An expensive and hotly contested battle for control of the Minnesota Legislature came to a head Tuesday, with the outcome of a handful of legislative races expected to shape state politics for the next decade.

The final split in both chambers remained in flux late Tuesday, with a number of competitive races across the state too close to call hours after polls closed.

While all 201 state legislative seats were on the ballot this year, the fight was focused on fewer than a dozen competitive seats likely to determine majority control in the state Senate, where Republicans hold a narrow 35-32 advantage. Democrats were defending a 16-seat edge in the state House.

Results in those closely watched races trickled in Tuesday. But with many seats in play on both sides and ballots still being counted, legislative leaders braced for a late night.

"We're telling people to be patient, to just wait and see how the system plays out," state Sen. Melisa Lopez Franzen, DFL-Edina, told reporters Tuesday.

The results in a handful of those competitive races, some of which could come down to hundreds of votes, will determine whether state government remains politically divided as it is now or fully controlled by Democrats.

The outcome will likely have significant implications for state policy, as DFL Gov. Tim Walz and the Legislature prepare to tackle a budget deficit, the pandemic and the redrawing of the state's political maps. The fate of issues such as marijuana legalization, school funding and tax policy hang in the balance.

Given the stakes, campaigns, political parties and outside groups have dedicated tens of millions of dollars in campaign cash to state races. The spending is on track to exceed the $30 million spent in 2016, the last time the entire Legislature was on the ballot. The latest campaign finance reports, filed in late October, showed DFL-aligned groups outspending GOP rivals by significant margins.

Democrats' hopes for winning a majority in the Senate were pinned on securing a net gain of two seats or more. Some of the most heated races played out across the suburbs, where polling and 2018 state House races have showed President Donald Trump and other Republicans losing ground.

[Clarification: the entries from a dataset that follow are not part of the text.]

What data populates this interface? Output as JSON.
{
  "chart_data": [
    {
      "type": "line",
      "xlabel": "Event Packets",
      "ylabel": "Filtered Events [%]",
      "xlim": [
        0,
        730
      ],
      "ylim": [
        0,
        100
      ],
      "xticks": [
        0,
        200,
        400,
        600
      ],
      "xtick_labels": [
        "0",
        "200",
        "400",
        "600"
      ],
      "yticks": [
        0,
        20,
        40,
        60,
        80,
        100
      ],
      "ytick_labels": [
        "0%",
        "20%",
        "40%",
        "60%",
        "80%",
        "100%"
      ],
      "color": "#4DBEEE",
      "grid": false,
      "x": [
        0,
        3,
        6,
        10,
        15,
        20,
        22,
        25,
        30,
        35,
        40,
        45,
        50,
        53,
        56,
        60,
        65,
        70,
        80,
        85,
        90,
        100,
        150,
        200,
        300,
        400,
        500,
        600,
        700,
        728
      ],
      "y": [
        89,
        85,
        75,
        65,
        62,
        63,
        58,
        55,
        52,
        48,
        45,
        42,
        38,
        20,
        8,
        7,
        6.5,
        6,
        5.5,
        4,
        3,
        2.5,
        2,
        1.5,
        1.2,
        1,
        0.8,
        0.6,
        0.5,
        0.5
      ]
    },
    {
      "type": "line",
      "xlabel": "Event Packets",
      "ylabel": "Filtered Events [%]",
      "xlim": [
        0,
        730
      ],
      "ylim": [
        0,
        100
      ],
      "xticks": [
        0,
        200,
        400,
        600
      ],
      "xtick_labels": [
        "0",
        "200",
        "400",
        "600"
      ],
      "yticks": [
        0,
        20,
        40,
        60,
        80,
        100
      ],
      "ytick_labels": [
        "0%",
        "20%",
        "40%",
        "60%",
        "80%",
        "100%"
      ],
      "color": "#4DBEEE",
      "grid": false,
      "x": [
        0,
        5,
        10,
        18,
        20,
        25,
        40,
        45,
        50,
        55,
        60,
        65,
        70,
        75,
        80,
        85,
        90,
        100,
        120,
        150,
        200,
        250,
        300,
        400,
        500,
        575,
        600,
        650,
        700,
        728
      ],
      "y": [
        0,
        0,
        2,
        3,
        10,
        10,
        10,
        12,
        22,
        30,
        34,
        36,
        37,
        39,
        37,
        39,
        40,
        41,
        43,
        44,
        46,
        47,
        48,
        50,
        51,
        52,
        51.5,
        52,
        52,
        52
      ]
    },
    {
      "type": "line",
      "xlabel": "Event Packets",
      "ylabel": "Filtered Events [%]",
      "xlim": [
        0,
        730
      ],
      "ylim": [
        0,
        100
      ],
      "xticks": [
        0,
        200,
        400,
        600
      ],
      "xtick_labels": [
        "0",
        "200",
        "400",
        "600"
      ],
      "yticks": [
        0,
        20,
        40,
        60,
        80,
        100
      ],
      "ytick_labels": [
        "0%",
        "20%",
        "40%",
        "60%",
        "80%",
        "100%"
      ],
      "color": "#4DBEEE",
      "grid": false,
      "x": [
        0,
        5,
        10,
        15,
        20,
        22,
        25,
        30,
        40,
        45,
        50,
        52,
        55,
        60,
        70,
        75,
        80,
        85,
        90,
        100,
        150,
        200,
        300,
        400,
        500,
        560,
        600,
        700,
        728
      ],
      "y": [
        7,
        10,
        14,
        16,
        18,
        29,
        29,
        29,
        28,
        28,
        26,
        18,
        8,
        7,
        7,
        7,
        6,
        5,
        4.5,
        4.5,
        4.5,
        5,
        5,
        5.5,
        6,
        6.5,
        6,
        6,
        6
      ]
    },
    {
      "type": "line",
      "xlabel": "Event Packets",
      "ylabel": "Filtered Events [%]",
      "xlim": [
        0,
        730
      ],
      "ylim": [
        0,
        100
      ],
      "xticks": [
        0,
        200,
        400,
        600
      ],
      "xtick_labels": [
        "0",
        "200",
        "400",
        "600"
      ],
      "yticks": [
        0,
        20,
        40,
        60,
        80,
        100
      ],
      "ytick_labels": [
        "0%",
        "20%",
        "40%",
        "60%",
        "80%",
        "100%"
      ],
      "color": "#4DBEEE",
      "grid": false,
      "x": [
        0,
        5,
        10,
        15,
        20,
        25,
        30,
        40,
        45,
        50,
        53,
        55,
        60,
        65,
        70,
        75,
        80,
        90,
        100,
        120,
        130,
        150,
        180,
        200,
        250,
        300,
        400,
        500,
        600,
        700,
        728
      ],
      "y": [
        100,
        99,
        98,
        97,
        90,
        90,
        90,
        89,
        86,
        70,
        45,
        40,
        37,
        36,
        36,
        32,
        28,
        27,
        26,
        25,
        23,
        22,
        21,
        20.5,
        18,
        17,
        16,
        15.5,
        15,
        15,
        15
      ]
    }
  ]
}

Democrat Ann Johnson Stewart defeated Republican Greg Pulles to pick up one such seat in the western suburbs. Stewart carried the district, which was left open by the retirement of GOP Sen. Paul Anderson, by about 18 points.

In another hard-fought suburban seat, Sen. Warren Limmer, R-Maple Grove, led Democrat Bonnie Westlin by about 1,000 votes late Tuesday night.

Senate Republicans were on offense, too. DFL Sen. Matt Little of Lakeville trailed challenger Zach Duckworth by a double-digit margin with about 80% of precincts reporting Tuesday night, although many ballots were still being counted.

In southern Minnesota, Republicans also posted an early lead over DFL Sen. Dan Sparks of Austin.

Wins by Republicans in those districts would mean Democrats would need to flip even more seats to secure a majority.

In the House, Republicans would need to win nine seats to overcome the DFL's margin. Republicans had targeted DFL incumbents running in districts Trump won in 2016 as they tried to recapture some suburban swing seats the DFL picked up in the 2018 midterms.

One of those suburban freshmen, DFL Rep. Kelly Morrison of Deephaven, appeared poised to hold off a challenge from Republican Andrew Myers on Tuesday. With 100% of precincts reporting, Morrison led by about 300 votes.

The caucus also hoped to see gains in greater Minnesota by unseating rural Democrats.

Republican challengers posted early leads in at least two of those seats Tuesday night, according to initial returns. But the contests remained too close to call as of 10:30 p.m.

House Democrats hoped to expand their majority, or stem other losses, with challenges against Republican legislators running in districts trending the DFL's way. Several of those GOP incumbents appeared poised for victory Tuesday.

While the outcome of the legislative contests will shape Minnesota state policy, campaigns largely focused on messages trumpeted by the top of the ticket.

Republicans echoed Trump on law and order while Democrats emphasized health care and the need to control the coronavirus pandemic.

The top of the ticket was expected to affect the contests in other ways, too.

Senate Majority Leader Paul Gazelka, R-East Gull Lake, said a close race between Trump and Democratic nominee Joe Biden would increase the odds of holding a Senate majority. A big win by Biden, however, is favorable for a DFL takeover. Biden was declared the winner in Minnesota, with 53% of the vote to Trump's 45% late Tuesday.

Staff writer Jessie Van Berkel contributed to this report.